Я смеялась: „Ах, напророчишь
Нам обоим, пожалуй, беду“…
В длинном сюртуке и чёрном регате, не оставлявший без внимания ни одной красивой женщины, отступал, пятясь между столиков, Гумилёв, не то соблюдая таким образом придворный этикет, не то опасаясь „кинжального взгляда в спину…“»
Медленно продвигаясь по залу, он ощутил на себе любопытные взоры очаровательно-грациозных спутниц «двух Жоржиков». Знакомство с близкими подругами-танцовщицами, страстными поклонницами ритмической гимнастики по системе Жака-Далькроза[783], Татьяной Адамович, младшей сестрой Георгия, и француженкой Габриэль Тернизьен, актрисой студии Мейерхольда и подругой Георгия Иванова, состоялось в тот же вечер.

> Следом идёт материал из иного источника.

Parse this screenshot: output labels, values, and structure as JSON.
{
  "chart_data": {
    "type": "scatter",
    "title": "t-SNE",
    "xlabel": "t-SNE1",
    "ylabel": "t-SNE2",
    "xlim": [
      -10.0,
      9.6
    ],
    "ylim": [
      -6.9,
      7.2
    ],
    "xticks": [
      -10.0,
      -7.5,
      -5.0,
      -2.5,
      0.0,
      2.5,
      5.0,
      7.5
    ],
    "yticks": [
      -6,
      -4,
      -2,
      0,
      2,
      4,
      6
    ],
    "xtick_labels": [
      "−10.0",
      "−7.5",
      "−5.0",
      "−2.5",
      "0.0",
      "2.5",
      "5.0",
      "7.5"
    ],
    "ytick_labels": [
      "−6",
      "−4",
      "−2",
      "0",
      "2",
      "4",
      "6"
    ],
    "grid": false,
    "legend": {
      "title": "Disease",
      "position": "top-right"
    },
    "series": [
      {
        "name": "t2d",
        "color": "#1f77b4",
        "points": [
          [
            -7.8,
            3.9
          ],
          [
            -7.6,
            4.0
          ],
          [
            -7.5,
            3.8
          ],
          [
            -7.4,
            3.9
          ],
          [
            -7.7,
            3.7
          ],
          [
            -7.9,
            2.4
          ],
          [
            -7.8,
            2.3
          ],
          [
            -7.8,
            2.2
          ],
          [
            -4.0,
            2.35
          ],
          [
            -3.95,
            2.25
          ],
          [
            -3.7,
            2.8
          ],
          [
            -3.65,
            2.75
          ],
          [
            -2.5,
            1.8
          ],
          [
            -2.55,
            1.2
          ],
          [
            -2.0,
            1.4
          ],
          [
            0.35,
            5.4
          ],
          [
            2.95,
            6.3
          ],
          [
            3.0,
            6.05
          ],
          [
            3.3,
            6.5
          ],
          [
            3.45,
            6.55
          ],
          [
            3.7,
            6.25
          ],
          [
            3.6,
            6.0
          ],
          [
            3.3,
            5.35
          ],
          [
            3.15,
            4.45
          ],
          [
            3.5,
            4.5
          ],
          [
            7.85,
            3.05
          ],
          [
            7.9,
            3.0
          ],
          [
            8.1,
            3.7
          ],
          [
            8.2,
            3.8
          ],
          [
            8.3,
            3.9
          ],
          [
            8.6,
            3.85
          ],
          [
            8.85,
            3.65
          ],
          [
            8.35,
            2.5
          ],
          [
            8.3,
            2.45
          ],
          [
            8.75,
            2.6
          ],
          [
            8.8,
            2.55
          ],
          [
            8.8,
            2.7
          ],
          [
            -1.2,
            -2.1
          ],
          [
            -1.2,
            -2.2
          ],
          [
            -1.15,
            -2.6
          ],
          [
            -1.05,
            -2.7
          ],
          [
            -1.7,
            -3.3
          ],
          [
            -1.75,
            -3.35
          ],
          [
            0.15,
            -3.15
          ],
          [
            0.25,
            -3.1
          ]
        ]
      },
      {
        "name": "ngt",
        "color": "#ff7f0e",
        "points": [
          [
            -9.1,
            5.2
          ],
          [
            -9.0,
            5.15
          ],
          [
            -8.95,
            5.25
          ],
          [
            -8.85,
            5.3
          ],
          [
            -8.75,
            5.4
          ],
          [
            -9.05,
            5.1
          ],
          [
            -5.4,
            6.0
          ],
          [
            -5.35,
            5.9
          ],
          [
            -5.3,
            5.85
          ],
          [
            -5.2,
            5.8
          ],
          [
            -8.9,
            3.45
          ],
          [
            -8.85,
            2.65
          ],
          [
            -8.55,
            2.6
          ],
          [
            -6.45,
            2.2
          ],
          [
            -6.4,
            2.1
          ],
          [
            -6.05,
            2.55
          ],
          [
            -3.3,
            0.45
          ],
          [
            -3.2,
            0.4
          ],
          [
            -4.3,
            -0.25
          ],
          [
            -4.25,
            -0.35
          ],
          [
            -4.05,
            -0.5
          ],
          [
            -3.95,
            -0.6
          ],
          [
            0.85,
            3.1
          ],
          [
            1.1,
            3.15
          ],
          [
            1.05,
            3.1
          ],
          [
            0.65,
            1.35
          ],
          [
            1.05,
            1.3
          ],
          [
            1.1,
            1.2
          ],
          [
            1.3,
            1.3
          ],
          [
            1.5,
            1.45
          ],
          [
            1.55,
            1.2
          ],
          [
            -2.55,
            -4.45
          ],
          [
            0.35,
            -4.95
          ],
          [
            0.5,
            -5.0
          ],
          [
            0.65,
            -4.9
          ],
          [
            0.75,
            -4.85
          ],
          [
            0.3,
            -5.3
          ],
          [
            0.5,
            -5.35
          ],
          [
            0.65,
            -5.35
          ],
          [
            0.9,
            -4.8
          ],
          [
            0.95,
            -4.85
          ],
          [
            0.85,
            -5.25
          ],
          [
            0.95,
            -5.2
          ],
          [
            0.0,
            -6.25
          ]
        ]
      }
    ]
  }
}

Черноволосая, с огромными, как и у брата, бледно-серыми глазами и тонкими изящными руками выпускница Смольного института благородных девиц 1908 года (с правом на серебряную медаль) очаровала синдика «Цеха Поэтов» помимо внешности и необычайно интонированной речью (переливом «р» и «л» и особенно заострённым звучанием всех «и»). Так начался первый «официальный» роман Николая Гумилёва с 23-летней студенткой Института Далькроза Татьяной Адамович, который продолжался в течение 1914–15 годов и даже получил в историографии поэта собственное имя — «период Адамович».